Archive format is still evolving during the alpha phase.

Breaking changes should be avoided within Dataset Schema v1. If the archive layout changes in a non-compatible way, future versions should document a migration path.

run_index.json

Current ABMForge archives write a compact run_index.json file at the archive root.

This file is a convenience index for experiment-level tracking. It does not replace data/runs.json; instead, it duplicates selected run metadata and adds relative archive paths that make downstream tooling easier to write.

A typical entry contains:

  • run_id
  • scenario
  • model_name
  • seed
  • status
  • steps
  • started_at
  • ended_at
  • stop_reason
  • parameters
  • dataset_path
  • manifest_path
  • dataset_schema_path
  • summary_path

The run index is intentionally small and JSON-based. It is useful for discovering which runs exist in an archive before loading the full dataset tables.
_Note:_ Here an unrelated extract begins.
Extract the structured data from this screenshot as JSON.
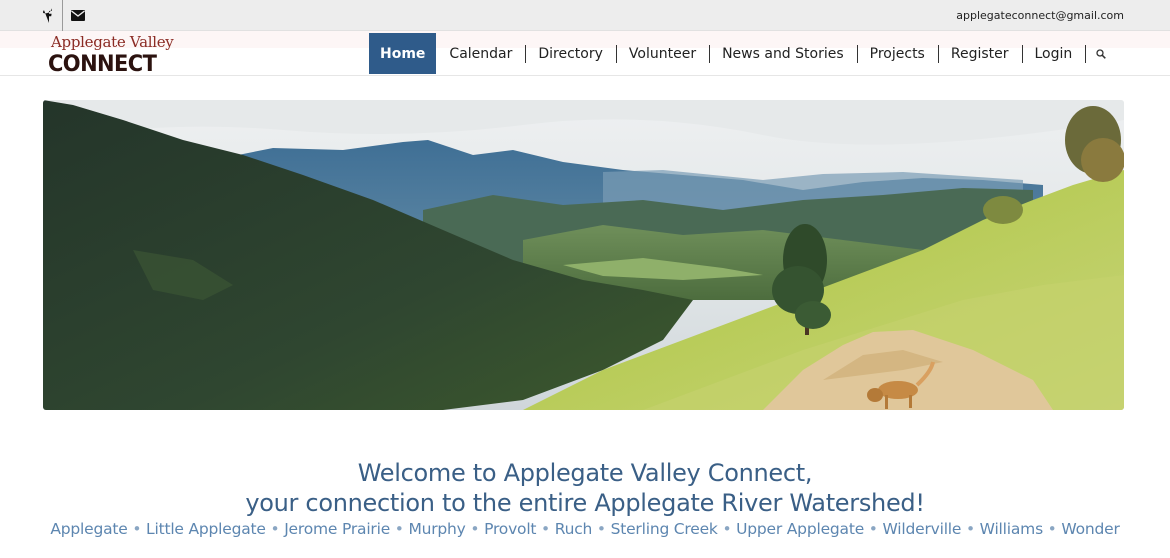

Archives produced before this feature may not contain run_index.json.

Manifest artifact checksum validation

Archives written with manifest artifact inventories include archive-relative file paths, sizes, SHA-256 checksums, and artifact roles for files that already exist when manifest.json is written. abmforge validate checks these records when they are present and reports missing or tampered files.

Archives without an artifacts array remain valid as legacy alpha archives.